The Black Swamp Wildlife Area is 51 acres consisting of 24 acres of woodland, 14 acres of wetlands, and 6 acres of old meadow. A boat launch allows easy access to Flat Rock Creek, while trails wonder around the top banks of three ponds along Flat Rock Creek and past the old Sugar Beet dam. The Paulding County Fairgrounds border the Nature Center on the northeast side, with two access trails allowing easy entrance. The old meadow and wetland areas provide an excellent habitat for many species of birds and plant life. The Black Swamp Nature Center provides a wonderful area to observe bird life, especially during the spring and fall migrations. The diversity of “mini-habitats” gives the visitor an opportunity to observe woodland, marshland, and meadow species within a very small area. Numerous species of birds have been seen and documented on this site, 175 to be exact! During the summer months, the Nature Center provides nesting cover for many songbirds as well. The Black Swamp Nature Center rewards the watchful eye and attentive ear with many delights.
History of the Black Swamp Wildlife Area and Nature Center
The Black Swamp Center was not always a Nature Center. It used to be a part of an old Sugar Beet Factory. Built in 1910, the German-American Beet Factory came to be. Four ponds were constructed for the factory just south of the buildings along the Flat Rock Creek. The pond water was not used for drinking, but to be pumped to the factory to move the beets to production. Eventually the cost of production of the sugar beets rose enough that it forced the factory to close down.

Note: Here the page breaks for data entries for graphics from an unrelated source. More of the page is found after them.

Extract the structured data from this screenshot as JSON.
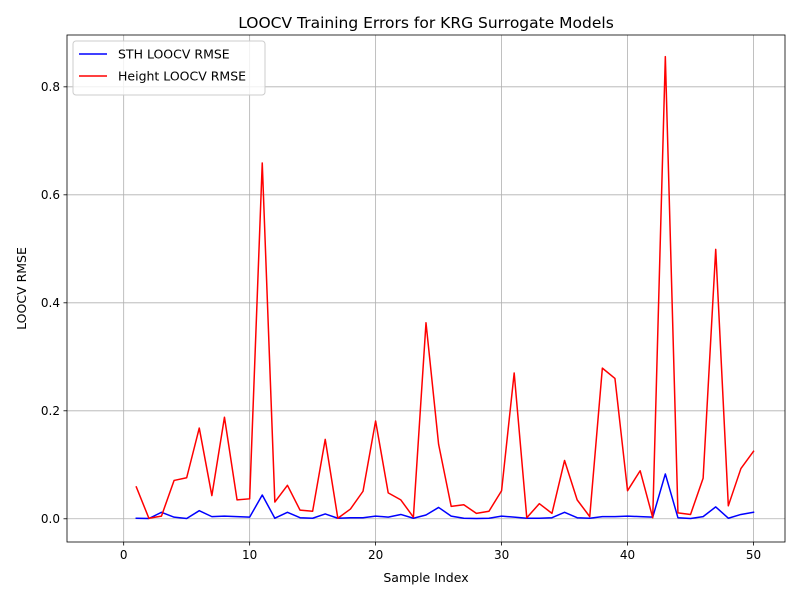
{
  "chart_data": {
    "type": "line",
    "title": "LOOCV Training Errors for KRG Surrogate Models",
    "xlabel": "Sample Index",
    "ylabel": "LOOCV RMSE",
    "xlim": [
      -4.5,
      52.5
    ],
    "ylim": [
      -0.043,
      0.896
    ],
    "xticks": [
      0,
      10,
      20,
      30,
      40,
      50
    ],
    "yticks": [
      0.0,
      0.2,
      0.4,
      0.6,
      0.8
    ],
    "xtick_labels": [
      "0",
      "10",
      "20",
      "30",
      "40",
      "50"
    ],
    "ytick_labels": [
      "0.0",
      "0.2",
      "0.4",
      "0.6",
      "0.8"
    ],
    "grid": true,
    "legend_position": "top-left",
    "x": [
      1,
      2,
      3,
      4,
      5,
      6,
      7,
      8,
      9,
      10,
      11,
      12,
      13,
      14,
      15,
      16,
      17,
      18,
      19,
      20,
      21,
      22,
      23,
      24,
      25,
      26,
      27,
      28,
      29,
      30,
      31,
      32,
      33,
      34,
      35,
      36,
      37,
      38,
      39,
      40,
      41,
      42,
      43,
      44,
      45,
      46,
      47,
      48,
      49,
      50
    ],
    "series": [
      {
        "name": "STH LOOCV RMSE",
        "color": "#0000ff",
        "values": [
          0.001,
          0.0005,
          0.012,
          0.003,
          0.0005,
          0.015,
          0.004,
          0.005,
          0.004,
          0.003,
          0.044,
          0.001,
          0.012,
          0.002,
          0.001,
          0.009,
          0.001,
          0.002,
          0.002,
          0.005,
          0.003,
          0.008,
          0.001,
          0.007,
          0.021,
          0.005,
          0.001,
          0.0005,
          0.001,
          0.005,
          0.003,
          0.001,
          0.001,
          0.002,
          0.012,
          0.002,
          0.001,
          0.004,
          0.004,
          0.005,
          0.004,
          0.003,
          0.083,
          0.002,
          0.0005,
          0.004,
          0.022,
          0.001,
          0.008,
          0.012
        ]
      },
      {
        "name": "Height LOOCV RMSE",
        "color": "#ff0000",
        "values": [
          0.059,
          0.001,
          0.005,
          0.071,
          0.076,
          0.168,
          0.043,
          0.188,
          0.035,
          0.037,
          0.659,
          0.031,
          0.062,
          0.016,
          0.014,
          0.147,
          0.001,
          0.018,
          0.051,
          0.181,
          0.048,
          0.035,
          0.003,
          0.363,
          0.138,
          0.023,
          0.026,
          0.01,
          0.014,
          0.052,
          0.27,
          0.002,
          0.028,
          0.01,
          0.108,
          0.035,
          0.004,
          0.279,
          0.26,
          0.052,
          0.089,
          0.002,
          0.856,
          0.011,
          0.008,
          0.075,
          0.499,
          0.024,
          0.093,
          0.125
        ]
      }
    ]
  }
}
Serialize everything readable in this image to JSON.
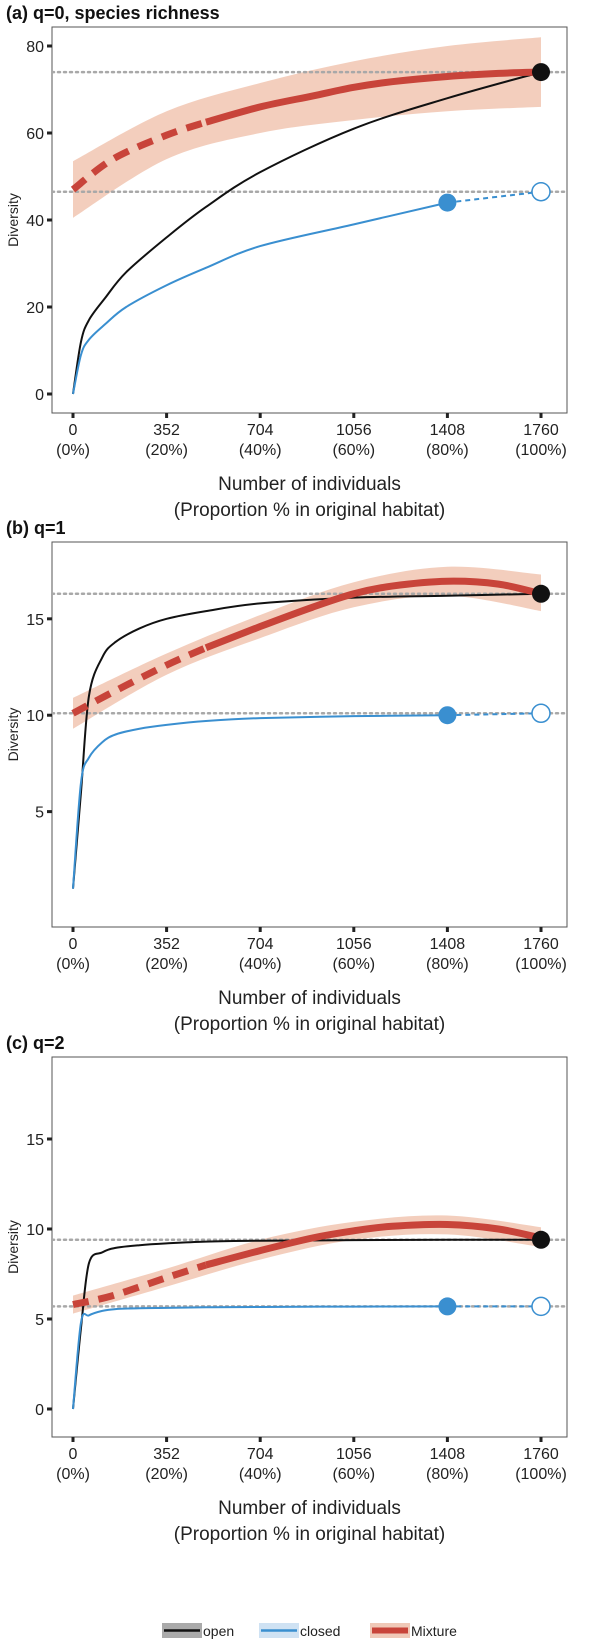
{
  "chart_data": [
    {
      "type": "line",
      "panel": "(a)",
      "title": "q=0, species richness",
      "ylabel": "Diversity",
      "xlabel_line1": "Number of individuals",
      "xlabel_line2": "(Proportion % in original habitat)",
      "xlim": [
        0,
        1760
      ],
      "ylim": [
        0,
        80
      ],
      "yticks": [
        0,
        20,
        40,
        60,
        80
      ],
      "xticks": [
        0,
        352,
        704,
        1056,
        1408,
        1760
      ],
      "xtick_labels": [
        "0",
        "352",
        "704",
        "1056",
        "1408",
        "1760"
      ],
      "xtick_sublabels": [
        "(0%)",
        "(20%)",
        "(40%)",
        "(60%)",
        "(80%)",
        "(100%)"
      ],
      "ref_lines": [
        74,
        46.5
      ],
      "series": [
        {
          "name": "open",
          "x": [
            0,
            30,
            60,
            120,
            200,
            352,
            500,
            704,
            1056,
            1408,
            1760
          ],
          "y": [
            0,
            12,
            17,
            22,
            28,
            36,
            43,
            51,
            61,
            68,
            74
          ]
        },
        {
          "name": "closed",
          "x": [
            0,
            30,
            60,
            120,
            200,
            352,
            500,
            704,
            1056,
            1408
          ],
          "y": [
            0,
            9,
            12.5,
            16,
            20,
            25,
            29,
            34,
            39,
            44
          ]
        },
        {
          "name": "closed (extrapolated)",
          "x": [
            1408,
            1760
          ],
          "y": [
            44,
            46.5
          ]
        },
        {
          "name": "Mixture",
          "x": [
            0,
            150,
            352,
            500,
            704,
            900,
            1056,
            1200,
            1408,
            1600,
            1760
          ],
          "y": [
            47,
            54,
            59.5,
            62.5,
            66,
            68.5,
            70.5,
            71.8,
            73,
            73.7,
            74
          ]
        },
        {
          "name": "Mixture band lower",
          "x": [
            0,
            352,
            704,
            1056,
            1408,
            1760
          ],
          "y": [
            40.5,
            54,
            60,
            63,
            65,
            66
          ]
        },
        {
          "name": "Mixture band upper",
          "x": [
            0,
            352,
            704,
            1056,
            1408,
            1760
          ],
          "y": [
            53.5,
            65,
            71.5,
            76.5,
            80,
            82
          ]
        }
      ],
      "points": [
        {
          "series": "open",
          "x": 1760,
          "y": 74,
          "style": "filled"
        },
        {
          "series": "closed",
          "x": 1408,
          "y": 44,
          "style": "filled"
        },
        {
          "series": "closed",
          "x": 1760,
          "y": 46.5,
          "style": "hollow"
        }
      ]
    },
    {
      "type": "line",
      "panel": "(b)",
      "title": "q=1",
      "ylabel": "Diversity",
      "xlabel_line1": "Number of individuals",
      "xlabel_line2": "(Proportion % in original habitat)",
      "xlim": [
        0,
        1760
      ],
      "ylim": [
        0,
        18
      ],
      "yticks": [
        5,
        10,
        15
      ],
      "xticks": [
        0,
        352,
        704,
        1056,
        1408,
        1760
      ],
      "xtick_labels": [
        "0",
        "352",
        "704",
        "1056",
        "1408",
        "1760"
      ],
      "xtick_sublabels": [
        "(0%)",
        "(20%)",
        "(40%)",
        "(60%)",
        "(80%)",
        "(100%)"
      ],
      "ref_lines": [
        16.3,
        10.1
      ],
      "series": [
        {
          "name": "open",
          "x": [
            0,
            30,
            60,
            110,
            160,
            250,
            352,
            500,
            704,
            1056,
            1408,
            1760
          ],
          "y": [
            1,
            6,
            11,
            13,
            13.8,
            14.5,
            15,
            15.4,
            15.8,
            16.1,
            16.2,
            16.3
          ]
        },
        {
          "name": "closed",
          "x": [
            0,
            30,
            60,
            110,
            160,
            250,
            352,
            500,
            704,
            1056,
            1408
          ],
          "y": [
            1,
            6.5,
            7.8,
            8.6,
            9,
            9.3,
            9.5,
            9.7,
            9.85,
            9.95,
            10
          ]
        },
        {
          "name": "closed (extrapolated)",
          "x": [
            1408,
            1760
          ],
          "y": [
            10,
            10.1
          ]
        },
        {
          "name": "Mixture",
          "x": [
            0,
            150,
            352,
            500,
            704,
            900,
            1056,
            1200,
            1408,
            1600,
            1760
          ],
          "y": [
            10.1,
            11.2,
            12.6,
            13.5,
            14.6,
            15.6,
            16.3,
            16.7,
            16.95,
            16.8,
            16.3
          ]
        },
        {
          "name": "Mixture band lower",
          "x": [
            0,
            352,
            704,
            1056,
            1408,
            1760
          ],
          "y": [
            9.3,
            12.1,
            14,
            15.6,
            16.2,
            15.4
          ]
        },
        {
          "name": "Mixture band upper",
          "x": [
            0,
            352,
            704,
            1056,
            1408,
            1760
          ],
          "y": [
            10.9,
            13.2,
            15.2,
            16.9,
            17.7,
            17.3
          ]
        }
      ],
      "points": [
        {
          "series": "open",
          "x": 1760,
          "y": 16.3,
          "style": "filled"
        },
        {
          "series": "closed",
          "x": 1408,
          "y": 10,
          "style": "filled"
        },
        {
          "series": "closed",
          "x": 1760,
          "y": 10.1,
          "style": "hollow"
        }
      ]
    },
    {
      "type": "line",
      "panel": "(c)",
      "title": "q=2",
      "ylabel": "Diversity",
      "xlabel_line1": "Number of individuals",
      "xlabel_line2": "(Proportion % in original habitat)",
      "xlim": [
        0,
        1760
      ],
      "ylim": [
        -0.5,
        18.5
      ],
      "yticks": [
        0,
        5,
        10,
        15
      ],
      "xticks": [
        0,
        352,
        704,
        1056,
        1408,
        1760
      ],
      "xtick_labels": [
        "0",
        "352",
        "704",
        "1056",
        "1408",
        "1760"
      ],
      "xtick_sublabels": [
        "(0%)",
        "(20%)",
        "(40%)",
        "(60%)",
        "(80%)",
        "(100%)"
      ],
      "ref_lines": [
        9.4,
        5.7
      ],
      "series": [
        {
          "name": "open",
          "x": [
            0,
            30,
            60,
            110,
            160,
            250,
            352,
            500,
            704,
            1056,
            1408,
            1760
          ],
          "y": [
            0,
            4.5,
            8.1,
            8.7,
            8.95,
            9.1,
            9.2,
            9.3,
            9.35,
            9.38,
            9.4,
            9.4
          ]
        },
        {
          "name": "closed",
          "x": [
            0,
            30,
            60,
            110,
            160,
            250,
            352,
            500,
            704,
            1056,
            1408
          ],
          "y": [
            0,
            4.8,
            5.2,
            5.45,
            5.55,
            5.6,
            5.62,
            5.65,
            5.67,
            5.69,
            5.7
          ]
        },
        {
          "name": "closed (extrapolated)",
          "x": [
            1408,
            1760
          ],
          "y": [
            5.7,
            5.7
          ]
        },
        {
          "name": "Mixture",
          "x": [
            0,
            150,
            352,
            500,
            704,
            900,
            1056,
            1200,
            1408,
            1600,
            1760
          ],
          "y": [
            5.8,
            6.3,
            7.3,
            8,
            8.8,
            9.5,
            9.9,
            10.15,
            10.25,
            10,
            9.5
          ]
        },
        {
          "name": "Mixture band lower",
          "x": [
            0,
            352,
            704,
            1056,
            1408,
            1760
          ],
          "y": [
            5.3,
            6.8,
            8.3,
            9.4,
            9.7,
            9
          ]
        },
        {
          "name": "Mixture band upper",
          "x": [
            0,
            352,
            704,
            1056,
            1408,
            1760
          ],
          "y": [
            6.3,
            7.8,
            9.4,
            10.4,
            10.75,
            10.1
          ]
        }
      ],
      "points": [
        {
          "series": "open",
          "x": 1760,
          "y": 9.4,
          "style": "filled"
        },
        {
          "series": "closed",
          "x": 1408,
          "y": 5.7,
          "style": "filled"
        },
        {
          "series": "closed",
          "x": 1760,
          "y": 5.7,
          "style": "hollow"
        }
      ]
    }
  ],
  "legend": {
    "placement": "bottom",
    "items": [
      {
        "name": "open",
        "label": "open",
        "color": "#111111",
        "band": "#aaaaaa"
      },
      {
        "name": "closed",
        "label": "closed",
        "color": "#3a8fd0",
        "band": "#cfe2f3"
      },
      {
        "name": "Mixture",
        "label": "Mixture",
        "color": "#c8443a",
        "band": "#f0c9b8"
      }
    ]
  },
  "colors": {
    "open": "#111111",
    "closed": "#3a8fd0",
    "mixture": "#c8443a",
    "mixture_band": "#f2c9b6",
    "ref_line": "#a8a8a8",
    "frame": "#555555"
  }
}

The wildlife area was established in 1958. The state purchased the land and from 1958 – 1990, the Ohio Department of Natural Resources (ODNR) spent monies to turn the area into wetlands, wooded areas, and ponds into a fish stocked, wildlife refuge park with a driveway and parking lot. The ponds were eventually abandoned by ODNR as deep-water fishing ponds because the ponds were not originally constructed for deep permanent water basins.
Eventually the Ohio governor sold the property over to the Paulding County Commissioners, who then leased the property to the Paulding Area Foundation. During this time, several groups joined together to form the Paulding County Wildlife Association. The Paulding County Wildlife Association formed a board and their focus was habitat retention and restoration.
In 2000, planning of an Education Building was being heavily talked about among the board. A lot of planning, organization, and contacts were made through the state to secure funding for this building. Months of construction, communication, meetings, organizing, and paperwork, the building was completed in the early fall of 2002. The availability of a structure for education use has been what finishes of a picturesque view of nature. Today, the Nature Center Building is still owned by the Paulding County Commissioners and managed by Paulding SWCD. The building is available for workshops, training, meetings, youth groups, and personal rentals. It is encouraged of teachers, scout leaders, 4-H leaders, schools, youth groups and all other organizations to utilize the area as an indoor/outdoor classroom or meeting room. The wildlife area is open to the public from dawn to dusk or walking, fishing, and other forms of outdoor recreation.